Fabian, B. K.; Foster, C.; Asher, A.; Elbourne, L. D.; Hassan, K. A.; Tetu, S. G.; Paulsen, I. T.

Motility is a crucial bacterial trait, important for competitive success in many contexts. Plant growth promoting rhizobacteria, such as Pseudomonas protegens Pf-5, can protect agricultural crops against disease, relying on motility to access and colonize the plant rhizosphere. Swarming motility is the multicellular movement of bacteria powered by rotating flagella across a semi-solid surface which allows bacteria to move rapidly, search for and acquire food, avoid toxic substances, and colonize new niches. Here we performed genome-wide investigations, using transposon-directed insertion site sequencing (TraDIS) to identify 136 genes involved in P. protegens Pf-5 swarming motility.
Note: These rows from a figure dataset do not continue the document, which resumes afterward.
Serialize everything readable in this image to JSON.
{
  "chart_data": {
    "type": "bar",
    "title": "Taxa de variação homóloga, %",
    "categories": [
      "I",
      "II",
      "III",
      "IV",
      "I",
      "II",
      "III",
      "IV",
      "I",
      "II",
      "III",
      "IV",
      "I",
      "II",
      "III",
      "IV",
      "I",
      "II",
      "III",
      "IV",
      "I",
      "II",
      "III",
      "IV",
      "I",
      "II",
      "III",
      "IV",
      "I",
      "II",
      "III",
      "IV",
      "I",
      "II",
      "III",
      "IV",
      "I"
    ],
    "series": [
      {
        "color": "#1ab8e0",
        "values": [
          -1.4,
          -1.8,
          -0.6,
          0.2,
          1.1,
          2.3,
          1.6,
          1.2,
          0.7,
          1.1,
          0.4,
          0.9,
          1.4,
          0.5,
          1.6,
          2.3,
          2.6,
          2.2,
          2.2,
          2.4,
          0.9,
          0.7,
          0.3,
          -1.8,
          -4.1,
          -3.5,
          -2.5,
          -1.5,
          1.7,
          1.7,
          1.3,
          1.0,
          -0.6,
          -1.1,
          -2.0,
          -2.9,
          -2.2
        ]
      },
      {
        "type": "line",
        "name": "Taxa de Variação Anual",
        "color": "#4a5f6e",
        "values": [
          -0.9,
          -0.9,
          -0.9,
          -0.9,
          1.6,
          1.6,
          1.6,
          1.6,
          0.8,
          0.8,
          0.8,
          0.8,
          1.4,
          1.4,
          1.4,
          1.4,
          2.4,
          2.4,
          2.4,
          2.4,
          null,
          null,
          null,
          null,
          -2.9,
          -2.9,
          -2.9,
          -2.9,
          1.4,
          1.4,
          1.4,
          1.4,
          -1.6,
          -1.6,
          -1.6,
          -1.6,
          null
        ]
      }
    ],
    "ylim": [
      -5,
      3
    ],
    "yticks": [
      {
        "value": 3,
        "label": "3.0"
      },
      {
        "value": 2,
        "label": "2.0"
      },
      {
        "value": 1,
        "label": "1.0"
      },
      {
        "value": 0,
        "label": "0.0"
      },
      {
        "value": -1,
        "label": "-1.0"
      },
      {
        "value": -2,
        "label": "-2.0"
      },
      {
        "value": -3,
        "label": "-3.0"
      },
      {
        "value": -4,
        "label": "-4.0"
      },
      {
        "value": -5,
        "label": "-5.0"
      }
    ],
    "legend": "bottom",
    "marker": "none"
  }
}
This method identified flagella biosynthesis, assembly, structure and regulatory genes, as expected. We also identified an additional suite of genes important for swarming, including chemotaxis, c-di-GMP turnover, cell division, peptidoglycan turnover, lipopolysaccharide biosynthesis, metabolism of thiamine (vitamin B1) and transport of pyoverdine. Overall, this study increases our understanding of pseudomonad motility and expands the breadth of lifestyles and habitats examined in relation to swarming motility. Understanding the genetic basis of swarming motility in biocontrol bacteria is important for successful application of these important plant growth promoting microbes in agricultural settings.